O que deu a vantagem competitiva para o ser humano em relação aos outros animais foi a cultura (aprendizagem social sofisticada), possibilitada pela linguagem e cognição. Assim como os outros animais, os humanos também buscam perseguir o prazer e fugir da dor. Mas diferentemente dos outros animais, os seres humanos, através da linguagem e cognição, têm a capacidade de relacionar eventos arbitrariamente em quase qualquer forma possível (ex: igual a, similar a, melhor que, oposto de, parte de, causa de, e por aí vai). Essa rede de relações arbitrárias ou convencionais (que é ensinada pela cultura e controlada pelo contexto) é o suporte para as ficções compartilhadas e, consequentemente, para retroalimentar as culturas.
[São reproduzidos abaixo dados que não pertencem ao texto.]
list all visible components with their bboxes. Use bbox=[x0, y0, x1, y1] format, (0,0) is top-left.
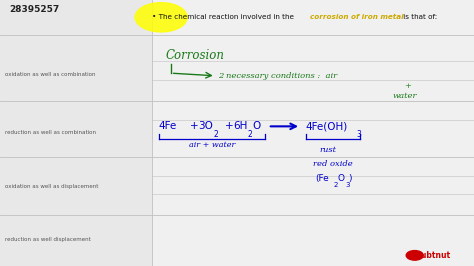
Text: 6H: 6H bbox=[233, 121, 247, 131]
Text: reduction as well displacement: reduction as well displacement bbox=[5, 237, 91, 242]
Text: water: water bbox=[393, 92, 418, 100]
Text: 2 necessary conditions :  air: 2 necessary conditions : air bbox=[218, 72, 337, 80]
Text: 3O: 3O bbox=[198, 121, 213, 131]
Text: 2: 2 bbox=[247, 130, 252, 139]
Text: 3: 3 bbox=[356, 130, 361, 139]
Text: 4Fe(OH): 4Fe(OH) bbox=[306, 121, 348, 131]
Text: 28395257: 28395257 bbox=[9, 5, 60, 14]
Circle shape bbox=[135, 3, 187, 32]
Text: 3: 3 bbox=[345, 182, 349, 188]
Text: O: O bbox=[337, 174, 344, 183]
Text: oxidation as well as displacement: oxidation as well as displacement bbox=[5, 184, 98, 189]
Text: O: O bbox=[252, 121, 260, 131]
Text: 4Fe: 4Fe bbox=[159, 121, 177, 131]
Text: • The chemical reaction involved in the: • The chemical reaction involved in the bbox=[152, 14, 296, 20]
Text: +: + bbox=[225, 121, 234, 131]
Text: air + water: air + water bbox=[189, 141, 236, 149]
Text: ): ) bbox=[348, 174, 352, 183]
Text: 2: 2 bbox=[214, 130, 219, 139]
Text: 2: 2 bbox=[333, 182, 337, 188]
Text: reduction as well as combination: reduction as well as combination bbox=[5, 131, 96, 135]
Text: is that of:: is that of: bbox=[401, 14, 437, 20]
Text: doubtnut: doubtnut bbox=[410, 251, 450, 260]
Text: rust: rust bbox=[319, 146, 336, 154]
Circle shape bbox=[406, 251, 423, 260]
Text: corrosion of iron metal: corrosion of iron metal bbox=[310, 14, 404, 20]
Text: red oxide: red oxide bbox=[313, 160, 353, 168]
Text: (Fe: (Fe bbox=[315, 174, 329, 183]
Bar bbox=[0, 0, 152, 266]
Text: oxidation as well as combination: oxidation as well as combination bbox=[5, 72, 95, 77]
Text: +: + bbox=[404, 82, 411, 90]
Text: Corrosion: Corrosion bbox=[166, 49, 225, 62]
Text: +: + bbox=[190, 121, 198, 131]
Enquanto as outras espécies aprendem somente através da experiência direta (a ordem natural), os seres humanos aprendem também a partir de relações que emergem espontaneamente das experiências do indivíduo ou de outros (a ordem imaginada).

Com essas ficções compartilhadas, os membros da espécie humana foram capazes de cooperar em uma escala gigantesca, alcançando o que nenhum indivíduo sozinho ou outra espécie conseguiria alcançar.

O drama da condição humana é causado pela mesma capacidade que permitiu que o homem se tornasse a espécie dominante do planeta. Assim como os animais fogem da dor e dos eventos que causam dor, através da linguagem e da cognição, algumas experiências internas dolorosas fazem com que os seres humanos usem a mesma estratégia que usam para resolver os problemas do mundo externo: lutar ou fugir. No mundo externo essa estratégia (“se você não gosta de alguma coisa, se livre dela”) funciona bem; mas para o mundo interno, essa estratégia não funciona como o desejado, pelo simples fato de que as experiências internas (pensamentos, sentimentos, impulsos) não são controláveis como os eventos externos (no mundo interno, a regra é mais próxima de “se você não estiver disposto a ter, você vai ter”). A fuga das experiências internas dolorosas gera uma batalha contra as mesmas que acaba marcando e limitando a vida do indivíduo e causando o sofrimento: a fuga das experiências dolorosas ou desconfortáveis faz com que o indivíduo viva mais em sua própria mente (mergulhando nas histórias que ele conta sobre si mesmo) do que em contato com a sua realidade, e causa a dor de deixar de ir atrás do que realmente importa para o indivíduo.